```{contents}
```

## Stochastic Gradient Descent (SGD) Optimizer

---

### 1️⃣ Concept

* **Goal:** Reduce the loss function by updating weights during training.
* **Difference from Gradient Descent:**

  * Gradient Descent (GD) uses **all training data** in one forward and backward pass.
  * SGD uses **one data point at a time** for forward and backward propagation.

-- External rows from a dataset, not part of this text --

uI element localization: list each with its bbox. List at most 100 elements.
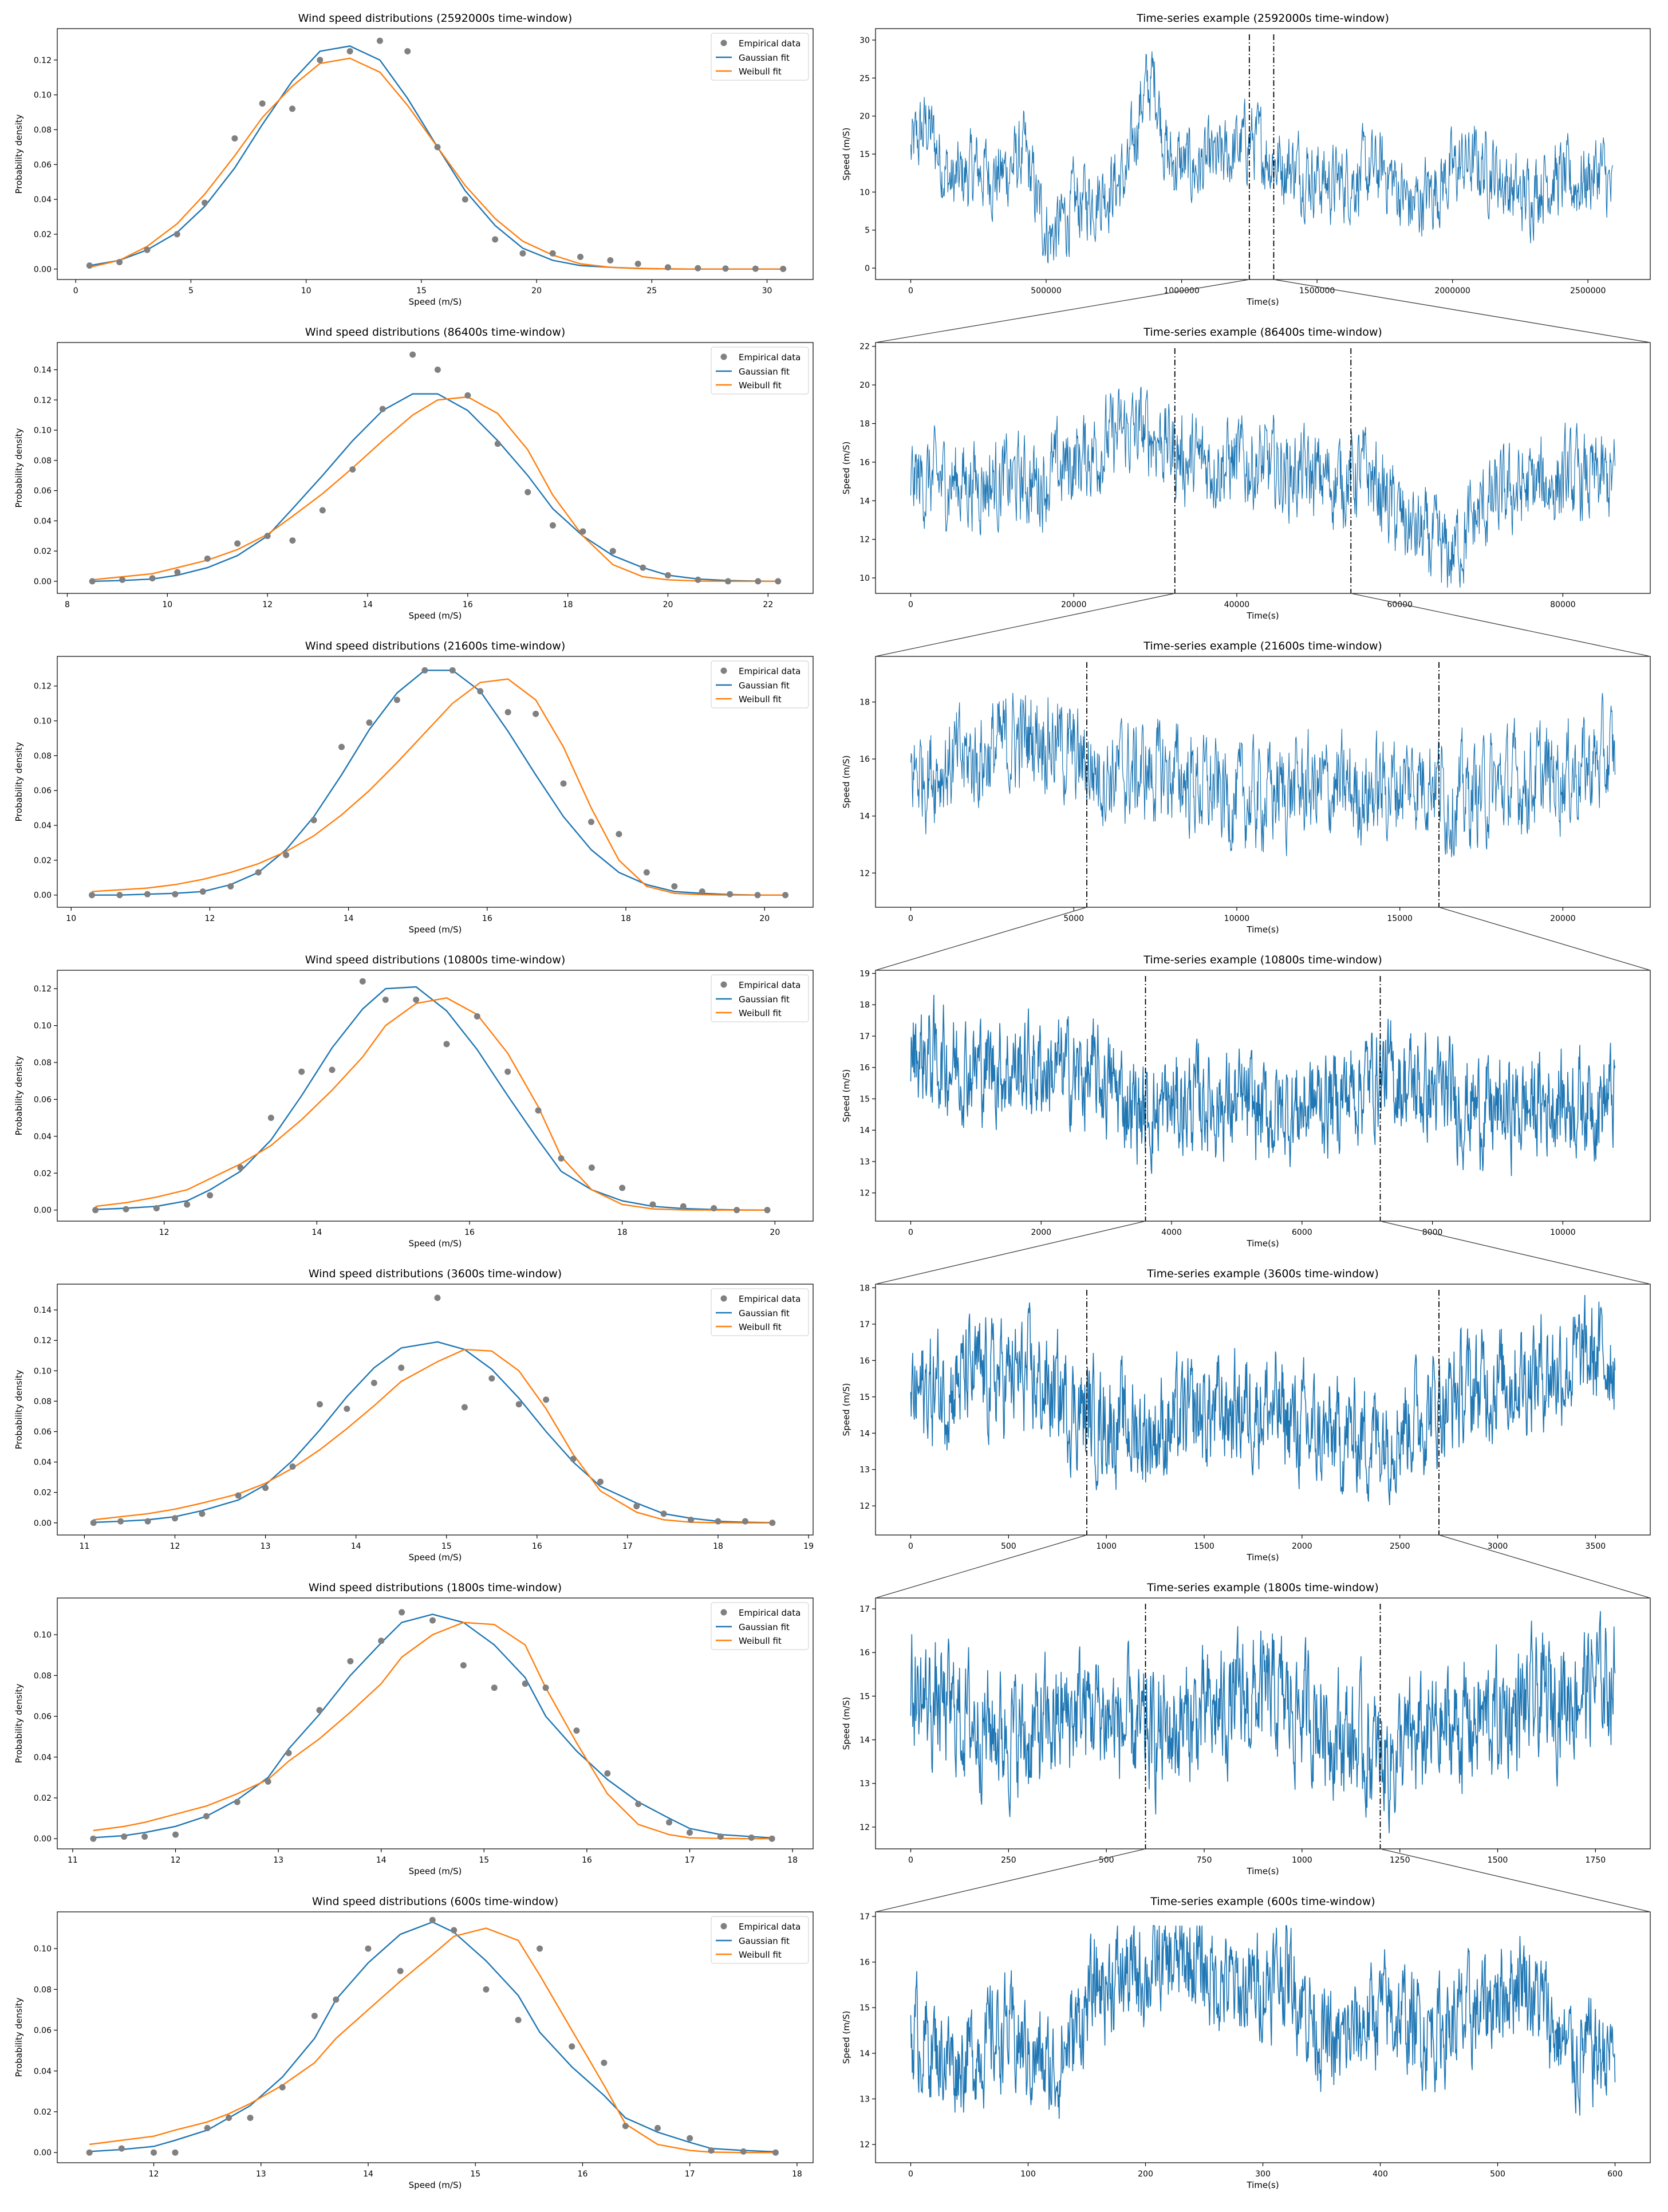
- distribution-chart-0: 0 5 10 15 20 25 30 0.00 0.02 0.04 0.06 0.08 0.10 0.12…: [14, 12, 814, 307]
- y-tick-label: 16: [859, 755, 870, 764]
- x-tick-label: 18: [621, 914, 631, 923]
- y-tick-label: 12: [859, 2140, 870, 2150]
- y-tick-label: 13: [859, 2095, 870, 2104]
- x-tick-label: 18: [713, 1542, 723, 1551]
- empirical-point: [237, 1164, 244, 1171]
- empirical-point: [664, 264, 671, 271]
- empirical-point: [666, 1819, 673, 1826]
- empirical-point: [775, 578, 782, 585]
- y-tick-label: 13: [859, 1466, 870, 1475]
- x-tick-label: 15: [416, 286, 427, 296]
- legend-weibull-label: Weibull fit: [739, 694, 782, 704]
- empirical-point: [172, 1831, 179, 1838]
- axes-frame: [875, 656, 1651, 908]
- empirical-point: [460, 1662, 467, 1669]
- empirical-point: [519, 250, 526, 257]
- x-tick-label: 14: [376, 1856, 387, 1865]
- zoom-connector-0: [875, 279, 1651, 343]
- y-tick-label: 18: [859, 1001, 870, 1010]
- x-tick-label: 400: [1373, 2170, 1388, 2179]
- x-tick-label: 20000: [1550, 914, 1576, 923]
- x-tick-label: 5000: [1063, 914, 1084, 923]
- legend-empirical-marker: [720, 1923, 727, 1930]
- x-tick-label: 12: [159, 1228, 169, 1237]
- y-tick-label: 0.04: [34, 1132, 52, 1142]
- x-tick-label: 10: [66, 914, 76, 923]
- empirical-point: [338, 743, 345, 750]
- empirical-point: [153, 1205, 160, 1211]
- empirical-point: [429, 1617, 436, 1624]
- timeseries-chart-3: 0 2000 4000 6000 8000 10000 12 13 14 15 16 17 18 19 Ti…: [841, 954, 1651, 1249]
- legend-empirical-label: Empirical data: [739, 1294, 801, 1304]
- x-tick-label: 0: [908, 286, 913, 296]
- zoom-connector-left: [875, 1221, 1146, 1285]
- x-tick-label: 19: [803, 1542, 814, 1551]
- empirical-point: [748, 1834, 755, 1841]
- x-axis-label: Time(s): [1246, 611, 1279, 621]
- empirical-point: [451, 1927, 458, 1934]
- x-axis-label: Speed (m/S): [409, 1552, 462, 1562]
- empirical-point: [492, 236, 499, 243]
- empirical-point: [780, 265, 787, 272]
- y-tick-label: 0.04: [34, 821, 52, 831]
- y-tick-label: 17: [859, 1605, 870, 1614]
- y-tick-label: 12: [859, 1823, 870, 1832]
- y-tick-label: 0.04: [34, 2067, 52, 2076]
- x-tick-label: 14: [351, 1542, 361, 1551]
- empirical-point: [537, 1945, 543, 1952]
- empirical-point: [119, 576, 126, 583]
- legend-empirical-marker: [720, 667, 727, 674]
- empirical-point: [443, 1041, 450, 1048]
- x-tick-label: 10: [162, 600, 172, 609]
- chart-title: Wind speed distributions (2592000s time-…: [298, 12, 573, 25]
- empirical-point: [173, 231, 180, 238]
- y-tick-label: 0.12: [34, 396, 52, 405]
- empirical-point: [149, 575, 156, 582]
- zoom-connector-5: [875, 1848, 1651, 1912]
- legend-empirical-marker: [720, 981, 727, 988]
- y-axis-label: Speed (m/S): [841, 2011, 851, 2064]
- x-tick-label: 100: [1020, 2170, 1036, 2179]
- distribution-chart-3: 12 14 16 18 20 0.00 0.02 0.04 0.06 0.08 0.10 0.12 Wi…: [14, 954, 814, 1249]
- x-axis-label: Speed (m/S): [409, 297, 462, 307]
- empirical-point: [533, 710, 539, 717]
- empirical-point: [92, 1207, 99, 1214]
- x-tick-label: 0: [908, 1542, 913, 1551]
- empirical-point: [782, 892, 789, 899]
- speed-series-line: [910, 387, 1616, 588]
- y-tick-label: 14: [859, 2049, 870, 2059]
- empirical-point: [695, 576, 701, 583]
- empirical-point: [727, 891, 734, 898]
- distribution-chart-2: 10 12 14 16 18 20 0.00 0.02 0.04 0.06 0.08 0.10 0.12…: [14, 640, 814, 935]
- x-tick-label: 16: [532, 1542, 542, 1551]
- empirical-point: [722, 265, 729, 272]
- y-tick-label: 18: [859, 1284, 870, 1293]
- empirical-point: [311, 2013, 318, 2020]
- empirical-point: [687, 2135, 693, 2142]
- y-tick-label: 0.04: [34, 195, 52, 204]
- empirical-point: [549, 250, 556, 257]
- empirical-point: [569, 2043, 575, 2050]
- legend-box: [711, 974, 809, 1022]
- x-tick-label: 16: [578, 2170, 588, 2179]
- empirical-point: [267, 1115, 274, 1121]
- y-tick-label: 0.06: [34, 1427, 52, 1436]
- empirical-point: [89, 578, 96, 585]
- empirical-point: [366, 719, 373, 726]
- y-tick-label: 0.00: [34, 1206, 52, 1215]
- empirical-point: [597, 1478, 604, 1485]
- axes-frame: [57, 342, 814, 594]
- empirical-point: [715, 1518, 721, 1525]
- empirical-point: [144, 891, 151, 898]
- x-tick-label: 10000: [1550, 1228, 1576, 1237]
- y-tick-label: 13: [859, 1158, 870, 1167]
- gaussian-fit-line: [93, 1341, 772, 1524]
- y-tick-label: 14: [859, 497, 870, 506]
- empirical-point: [695, 265, 701, 271]
- empirical-point: [116, 892, 123, 899]
- x-axis-label: Time(s): [1246, 1866, 1279, 1876]
- empirical-point: [619, 1184, 626, 1191]
- empirical-point: [686, 1829, 693, 1836]
- y-tick-label: 0.02: [34, 1794, 52, 1803]
- chart-title: Wind speed distributions (600s time-wind…: [312, 1895, 558, 1908]
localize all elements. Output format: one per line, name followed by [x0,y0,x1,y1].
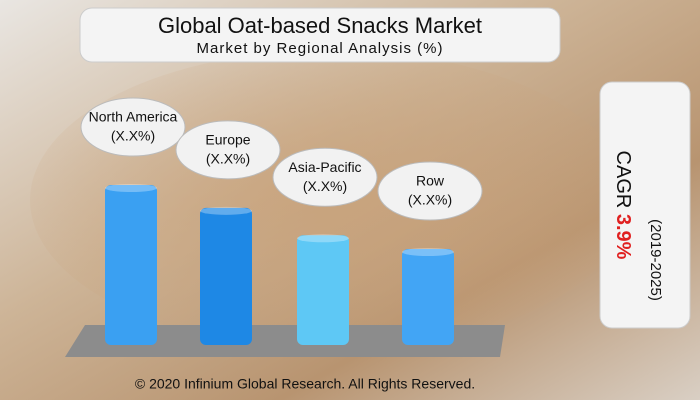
bar [105,185,157,345]
value-label: (X.X%) [206,151,250,167]
label-bubble [175,120,281,180]
cagr-value: 3.9% [612,214,634,260]
cagr-period: (2019-2025) [647,219,664,301]
chart-title: Global Oat-based Snacks Market [158,13,482,38]
category-label: Asia-Pacific [288,159,361,175]
bar [402,249,454,345]
platform [65,325,505,357]
bar [297,235,349,345]
category-label: North America [89,109,178,125]
footer: © 2020 Infinium Global Research. All Rig… [135,376,475,392]
bar-top [402,248,454,256]
label-bubble [80,97,186,157]
title-box [79,7,561,63]
bar [200,207,252,345]
label-bubble [377,161,483,221]
value-label: (X.X%) [408,192,452,208]
bar-top [200,206,252,215]
cagr-label: CAGR [612,151,634,209]
cagr-text: CAGR 3.9% [612,151,634,260]
category-label: Europe [205,132,250,148]
bar-top [105,184,157,192]
value-label: (X.X%) [303,178,347,194]
chart-subtitle: Market by Regional Analysis (%) [197,40,444,57]
bar-top [297,234,349,243]
cagr-box [599,81,691,329]
label-bubble [272,147,378,207]
value-label: (X.X%) [111,128,155,144]
category-label: Row [416,173,445,189]
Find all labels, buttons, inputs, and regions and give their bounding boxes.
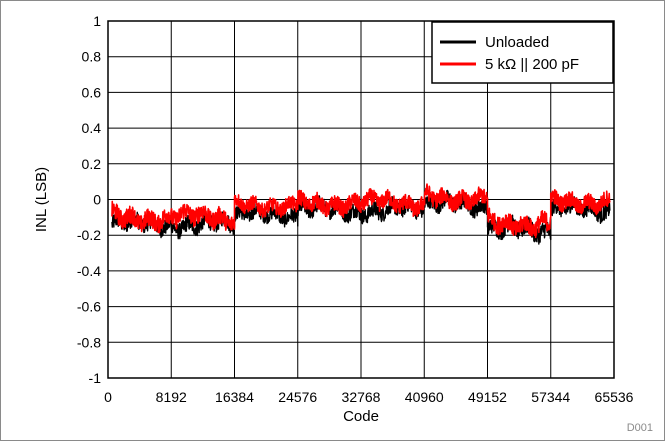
y-tick-label: -0.4 [77, 263, 101, 279]
x-axis-label: Code [343, 408, 379, 425]
x-tick-labels: 0 8192 16384 24576 32768 40960 49152 57344 65536 [104, 389, 634, 405]
legend-box [431, 21, 614, 84]
x-tick-label: 65536 [595, 389, 634, 405]
x-tick-label: 49152 [468, 389, 507, 405]
legend-label-unloaded: Unloaded [485, 34, 549, 51]
y-axis-label: INL (LSB) [33, 167, 50, 232]
series-line-loaded [111, 183, 611, 239]
y-tick-label: 0.8 [82, 49, 102, 65]
x-tick-label: 8192 [156, 389, 187, 405]
x-tick-label: 16384 [215, 389, 254, 405]
x-tick-label: 40960 [405, 389, 444, 405]
y-tick-label: 0.4 [82, 120, 102, 136]
y-tick-label: 0.6 [82, 84, 102, 100]
x-tick-label: 57344 [531, 389, 570, 405]
y-tick-label: 0.2 [82, 156, 102, 172]
y-tick-label: -0.6 [77, 299, 101, 315]
legend: Unloaded 5 kΩ || 200 pF [431, 21, 614, 84]
x-tick-label: 24576 [278, 389, 317, 405]
y-tick-label: 0 [93, 192, 101, 208]
legend-label-loaded: 5 kΩ || 200 pF [485, 56, 579, 73]
x-tick-label: 32768 [342, 389, 381, 405]
y-tick-labels: -1 -0.8 -0.6 -0.4 -0.2 0 0.2 0.4 0.6 0.8 1 [77, 13, 101, 386]
figure-id: D001 [627, 422, 653, 434]
y-tick-label: -0.8 [77, 334, 101, 350]
y-tick-label: -1 [89, 370, 102, 386]
plot-border [107, 20, 615, 379]
series-group [111, 183, 611, 245]
y-tick-label: -0.2 [77, 227, 101, 243]
y-tick-label: 1 [93, 13, 101, 29]
x-tick-label: 0 [104, 389, 112, 405]
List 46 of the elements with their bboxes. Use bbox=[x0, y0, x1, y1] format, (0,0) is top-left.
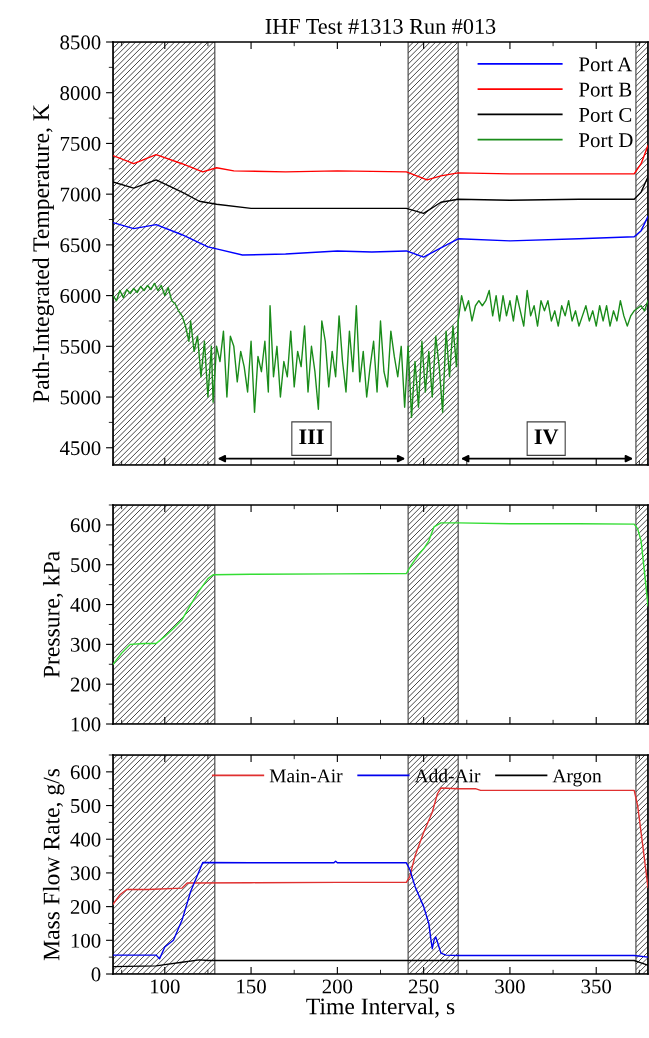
y-tick-label: 500 bbox=[71, 558, 101, 573]
y-tick-label: 7000 bbox=[60, 187, 101, 202]
x-tick-label: 150 bbox=[237, 979, 266, 994]
y-tick-label: 300 bbox=[70, 637, 101, 652]
y-tick-label: 200 bbox=[70, 677, 101, 692]
line-series bbox=[113, 522, 648, 665]
y-tick-label: 8000 bbox=[60, 86, 101, 101]
y-tick-label: 6500 bbox=[60, 238, 101, 253]
y-tick-label: 100 bbox=[71, 717, 101, 732]
y-tick-label: 8500 bbox=[60, 35, 101, 50]
legend-label: Argon bbox=[552, 769, 602, 787]
y-tick-label: 400 bbox=[70, 597, 101, 612]
y-tick-label: 300 bbox=[70, 866, 101, 881]
y-tick-label: 0 bbox=[91, 967, 101, 982]
annotation: IV bbox=[534, 429, 559, 445]
y-tick-label: 5500 bbox=[60, 339, 101, 354]
y-tick-label: 500 bbox=[71, 798, 101, 813]
y-tick-label: 400 bbox=[70, 832, 101, 847]
annotation: III bbox=[299, 429, 324, 444]
y-axis-title: Path-Integrated Temperature, K bbox=[32, 104, 54, 403]
y-tick-label: 6000 bbox=[60, 288, 101, 304]
chart-title: IHF Test #1313 Run #013 bbox=[265, 18, 496, 34]
legend-label: Port A bbox=[579, 57, 633, 72]
line-series bbox=[113, 282, 648, 419]
x-tick-label: 350 bbox=[581, 979, 612, 994]
line-series bbox=[113, 215, 648, 258]
y-axis-title: Pressure, kPa bbox=[42, 551, 63, 678]
y-tick-label: 7500 bbox=[60, 136, 101, 151]
legend-label: Main-Air bbox=[269, 769, 343, 783]
legend-label: Port D bbox=[579, 133, 633, 148]
line-series bbox=[113, 787, 648, 905]
legend-label: Port C bbox=[579, 107, 632, 122]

**Weight update formula:**

$$
w_{\text{new}} = w_{\text{old}} - \eta \frac{\partial L}{\partial w_{\text{old}}}
$$

* $\eta$ = learning rate
* $L$ = loss for **one sample**

---

### 2️⃣ How it works

1. Pick **one data point**.
2. Compute predicted output $\hat{y}$.
3. Calculate loss $L(y, \hat{y})$.
4. Update weights using gradient.
5. Repeat for next data point.

* **One epoch:** passing **all data points once**.
* If 1000 points → 1000 iterations per epoch.

---

### 3️⃣ Advantages

* **Memory efficient:** Can train on systems with limited RAM or GPU.
* **Scales to large datasets:** Avoids loading all data at once.

---

### 4️⃣ Disadvantages

1. **Time-consuming:** Updating weights per data point is slow for large datasets.
2. **Noisy updates:** Convergence path jumps around, not smooth like GD.
3. **Slower convergence:** May take more epochs to reach the global minimum.

---

### 5️⃣ Noise explanation

* Because each weight update is based on **one sample**, the loss function fluctuates.
* The training curve is jagged rather than smooth.
* The global minimum is eventually reached, but the path is less stable.

---

### 6️⃣ Solution to noise

* **Mini-batch SGD:** Uses a small batch of data points (e.g., 32, 64) instead of one.
* Reduces noise and speeds up convergence while keeping memory requirements low.

---



**Summary:**

* **SGD = weight update per sample** → memory efficient, introduces noise, slower convergence.
* **Mini-batch SGD = weight update per batch** → balances speed, stability, and memory.